In the 50s, I gave a talk in London to a bird society on the endangered noisy scrub bird.

At the close of the talk, a man came to me saying he was the editor of a survival series.

Could I write a book about the bird?

"One bird," I cried.

"There's a whole continent in danger down there."

"Write a book about that."

Which I did, published in 1955, my first conservation book.

Then in the 80s I met Gro Harlem Brundtland, at the time the Prime Minister of Norway who had been commissioned by the United Nations to chair an international committee to produce a global agenda for change.

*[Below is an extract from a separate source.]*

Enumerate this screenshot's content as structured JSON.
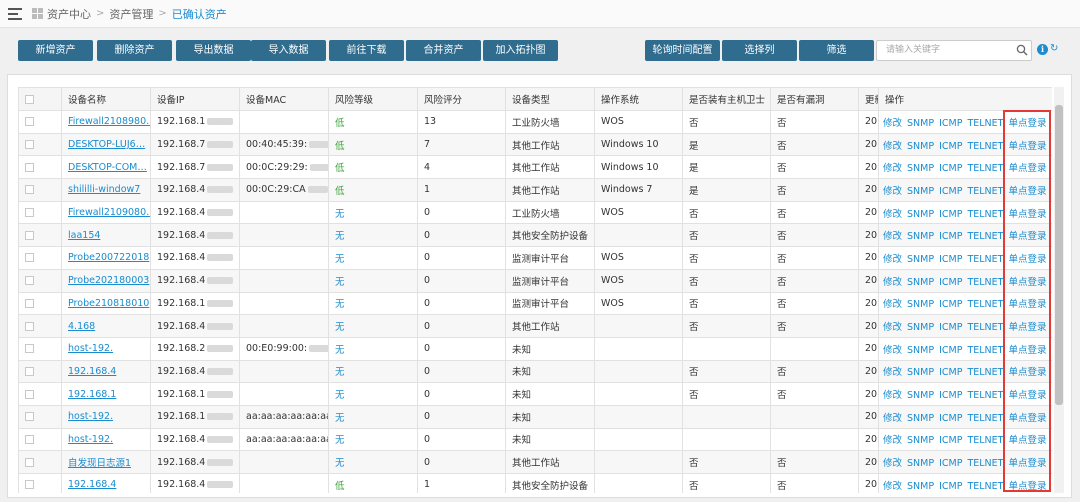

She had written a book about their conclusions; the main thrust being the need for an Environmental Bill of Rights to complement the 1948 Bill of Human Rights which had been found to be flawed, without the other half of the environment.

I took her book to our Council.

We whittled down her 29 legal principles to take 10 of the most important.

I wrote a manuscript on the book which the publisher had ready for the market until he went bankrupt.

The United Nations suggested every country should prepare a conservation strategy for humans.

At a conference in Canberra, I told them no person owned any of Australia.

We were only trustees for the future, returning home to write a new book, Saving Australia, published in 1988, my second conservation book.

The main item: the work of about a million conservationists had made our wildlife safe enough.

Australia did not have too many people; only too many in two few cities, Decentralisation could fix that.

We had almost 10 percent of the country as national parks.

I had a chapter on regional parks for the other 90 percent.

We should prepare conservation guidelines for where people work, live and play.

Then in 2000 came a stunning supplement from New Scientist which had begun publications of a weekly magazine 50 years ago,

Today it has 700,000 weekly subscribers, and 1.7 million readers monthly on the internet.

The 20 page booklet told how due to environmental dangers the world faced judgement day this century.

The threats: global warming, global pollution and global over-population.

Our 10 green values could hold off disaster.

So that is the task of our society now; to ensure publication of the book. Have the Bill ratified by the UN; with a World Court to deal with national backsliders.